The Miserable Life of Trump's Chump
Sean Spicer, Trump press secretary, has been accused of lying to the media by repeating false claims by his boss about the size of the crowd at the presidential inauguration. When reporters nailed him with the facts, he accused them of being dishonest. A few days later Spicer repeated an unsubstantiated claim that “studies” had confirmed rampant voter fraud in the recent election. No such studies were found and several members of Congress raised questions about the moral standards in the White House.
It was then that the press secretary began showing signs of self-pity. The New York Times reported in its media section (1/30/17) that Spicer insisted that the White House be given the same leeway afforded news organizations when they make editorial or reporting errors. “I don’t know how many corrections are in the New York Times any given day.
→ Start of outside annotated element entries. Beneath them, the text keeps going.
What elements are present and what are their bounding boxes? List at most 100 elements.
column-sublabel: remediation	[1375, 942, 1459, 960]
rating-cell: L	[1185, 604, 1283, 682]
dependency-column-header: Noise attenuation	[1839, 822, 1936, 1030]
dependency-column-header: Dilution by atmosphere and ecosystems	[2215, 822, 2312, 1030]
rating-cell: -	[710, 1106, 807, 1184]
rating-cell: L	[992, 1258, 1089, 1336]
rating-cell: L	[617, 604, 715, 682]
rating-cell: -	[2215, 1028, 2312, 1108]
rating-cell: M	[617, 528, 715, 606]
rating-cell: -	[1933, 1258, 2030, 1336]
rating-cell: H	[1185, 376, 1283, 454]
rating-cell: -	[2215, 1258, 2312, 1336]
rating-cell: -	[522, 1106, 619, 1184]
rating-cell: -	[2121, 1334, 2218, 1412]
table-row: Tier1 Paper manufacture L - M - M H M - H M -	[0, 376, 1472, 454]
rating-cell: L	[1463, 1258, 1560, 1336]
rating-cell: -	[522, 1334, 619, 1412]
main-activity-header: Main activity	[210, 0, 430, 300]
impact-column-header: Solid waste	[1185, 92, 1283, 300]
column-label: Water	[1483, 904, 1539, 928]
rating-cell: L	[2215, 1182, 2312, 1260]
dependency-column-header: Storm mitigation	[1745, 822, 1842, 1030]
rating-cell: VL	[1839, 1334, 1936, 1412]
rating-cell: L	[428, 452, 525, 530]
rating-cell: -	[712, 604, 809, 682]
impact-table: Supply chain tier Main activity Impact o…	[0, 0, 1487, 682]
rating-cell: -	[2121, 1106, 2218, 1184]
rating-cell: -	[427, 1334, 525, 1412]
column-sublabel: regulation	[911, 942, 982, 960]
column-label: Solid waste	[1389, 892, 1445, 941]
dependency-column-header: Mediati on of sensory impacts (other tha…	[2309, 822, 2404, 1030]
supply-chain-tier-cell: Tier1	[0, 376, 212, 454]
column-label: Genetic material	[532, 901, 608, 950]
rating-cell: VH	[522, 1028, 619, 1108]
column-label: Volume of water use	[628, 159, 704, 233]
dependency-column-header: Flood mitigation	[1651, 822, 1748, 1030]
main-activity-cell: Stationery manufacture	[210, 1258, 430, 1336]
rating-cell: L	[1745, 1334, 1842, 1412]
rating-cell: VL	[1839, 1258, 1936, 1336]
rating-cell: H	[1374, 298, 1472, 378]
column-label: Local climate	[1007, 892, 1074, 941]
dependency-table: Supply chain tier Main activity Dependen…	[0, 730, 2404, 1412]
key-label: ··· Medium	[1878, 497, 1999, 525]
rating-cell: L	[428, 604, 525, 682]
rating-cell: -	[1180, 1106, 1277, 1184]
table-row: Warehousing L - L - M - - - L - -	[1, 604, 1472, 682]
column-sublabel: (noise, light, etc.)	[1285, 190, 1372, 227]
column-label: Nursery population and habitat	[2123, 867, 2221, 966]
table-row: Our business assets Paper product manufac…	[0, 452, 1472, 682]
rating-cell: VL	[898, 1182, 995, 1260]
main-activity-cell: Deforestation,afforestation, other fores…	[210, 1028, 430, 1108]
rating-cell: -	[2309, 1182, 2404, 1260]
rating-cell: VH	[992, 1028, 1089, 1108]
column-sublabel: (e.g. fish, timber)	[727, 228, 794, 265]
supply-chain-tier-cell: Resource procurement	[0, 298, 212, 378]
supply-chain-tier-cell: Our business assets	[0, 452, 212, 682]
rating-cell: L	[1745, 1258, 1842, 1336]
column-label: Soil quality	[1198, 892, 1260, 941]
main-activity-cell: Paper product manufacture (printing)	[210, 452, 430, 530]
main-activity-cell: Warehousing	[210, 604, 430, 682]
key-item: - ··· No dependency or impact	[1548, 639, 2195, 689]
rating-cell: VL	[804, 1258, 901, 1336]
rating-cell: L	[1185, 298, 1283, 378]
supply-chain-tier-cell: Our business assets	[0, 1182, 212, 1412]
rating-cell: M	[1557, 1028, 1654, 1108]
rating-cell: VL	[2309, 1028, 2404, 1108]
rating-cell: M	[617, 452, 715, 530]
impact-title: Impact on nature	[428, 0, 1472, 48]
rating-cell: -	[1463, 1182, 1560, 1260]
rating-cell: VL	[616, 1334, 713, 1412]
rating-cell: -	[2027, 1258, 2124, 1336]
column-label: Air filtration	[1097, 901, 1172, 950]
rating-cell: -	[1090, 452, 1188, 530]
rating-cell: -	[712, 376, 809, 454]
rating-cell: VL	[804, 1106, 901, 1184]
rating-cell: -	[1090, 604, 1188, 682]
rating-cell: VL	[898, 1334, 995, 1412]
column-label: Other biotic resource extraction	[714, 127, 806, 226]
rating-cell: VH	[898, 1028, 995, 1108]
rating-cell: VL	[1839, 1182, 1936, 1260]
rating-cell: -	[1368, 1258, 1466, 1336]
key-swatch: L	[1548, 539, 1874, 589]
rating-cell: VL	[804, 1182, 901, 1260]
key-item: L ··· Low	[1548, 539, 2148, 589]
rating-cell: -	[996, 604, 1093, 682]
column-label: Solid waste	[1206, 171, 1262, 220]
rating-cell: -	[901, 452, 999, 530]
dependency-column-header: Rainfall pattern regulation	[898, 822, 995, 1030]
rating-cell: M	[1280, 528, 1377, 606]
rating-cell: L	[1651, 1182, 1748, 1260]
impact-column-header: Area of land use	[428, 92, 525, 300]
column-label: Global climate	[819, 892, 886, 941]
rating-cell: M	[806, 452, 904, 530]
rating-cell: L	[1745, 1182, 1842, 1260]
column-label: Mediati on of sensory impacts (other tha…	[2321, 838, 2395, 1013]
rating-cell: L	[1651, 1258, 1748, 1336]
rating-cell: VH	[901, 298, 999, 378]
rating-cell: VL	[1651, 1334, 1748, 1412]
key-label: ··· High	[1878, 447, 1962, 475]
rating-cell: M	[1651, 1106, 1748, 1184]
But I don’t wake up every day and go, ‘OK, you’re all liars.’”
A glance at the corrections published in the January 28th edition of the Times is instructive:
In the obituary of television star Mary Tyler Moore, the last name of actor Gavin MacLeod was incorrectly spelled McLeod. Ms. Moore’s 1980 Tony Award was a special commendation and was not given in a competitive acting category. The writer used an outdated reference to the location of Ms. Moore’s home.
The name of a prominent Korean businessman was misspelled in early editions in a story about government corruption in that country.
An article on Academy Award nominees misreported the production budget of one of the films. It should have been $1.5 million instead of $5 million
The name of a pop music organization mentioned in weekend entertainment listings was given as the Country Music Awards when it should have been the Country Music Association Awards.
Who would have thought that the New York Times was awash in such dishonesty?